In a March 17 press statement, the interagency National Ice Center (USNIC) confirmed that iceberg C-38 calved, or broke free, from the Conger Ice Shelf. "C-38 comprised virtually all that remained of the Conger Ice Shelf, which was adjacent to the Glenzer Ice Shelf which calved last week as iceberg C-37," the USNIC said.

Ice shelves, as NASA describes, are "floating tongues of glaciers that extend over the ocean" and "slow the rate at which Antarctica's glaciers contribute to global sea level rise" by holding back the flow of ice into the sea.

At roughly 1,200 square kilometers, according to the reporting, the Conger Ice Shelf was about the size of Los Angeles.

Despite that "relatively small size," said glaciologist and climate scientist Peter Neff, the collapse still represents "a significant event."

Andrew Mackintosh, an ice sheet expert at Australia's Monash University, made a similar observation.

"This ice shelf may have been small but it is in EAST Antarctica, a region previously considered less vulnerable," he said. "It's a wake-up call."

In a Twitter thread responding to the new reporting, Guardian columnist and climate activist George Monbiot pointed to a need for "systemic" changes to address the climate crisis and asked, "How many more warnings do we need that we are facing the prospect of a cascading regime shift?"
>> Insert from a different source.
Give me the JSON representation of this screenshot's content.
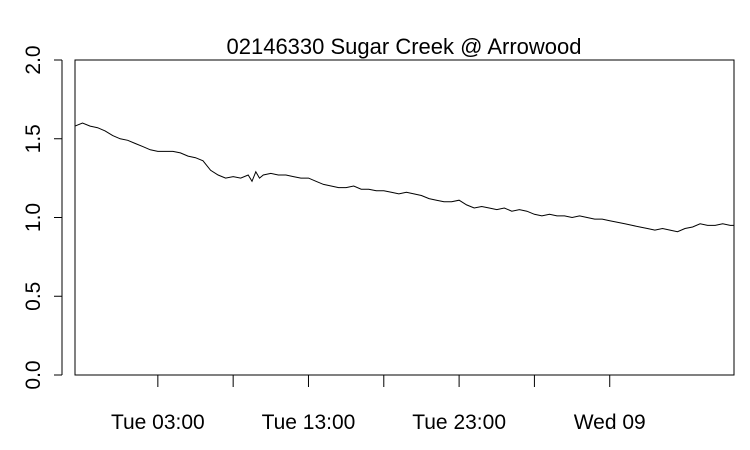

"The shift will push planetary conditions into a new state," he continued. "This state will be hostile to the species that thrived in the old one. Species like us."

Monbiot further lamented that climate-related changes remain "at the bottom of the agenda" and asserted that "in retrospect, if there is a retrospect, we'll see the current phase of our slide towards disaster as the least comprehensible of all."

"We knew what was happening. The writing was on the wall," he added. "Yet we carried on opening new oil fields, driving SUVs, leaving homes uninsulated."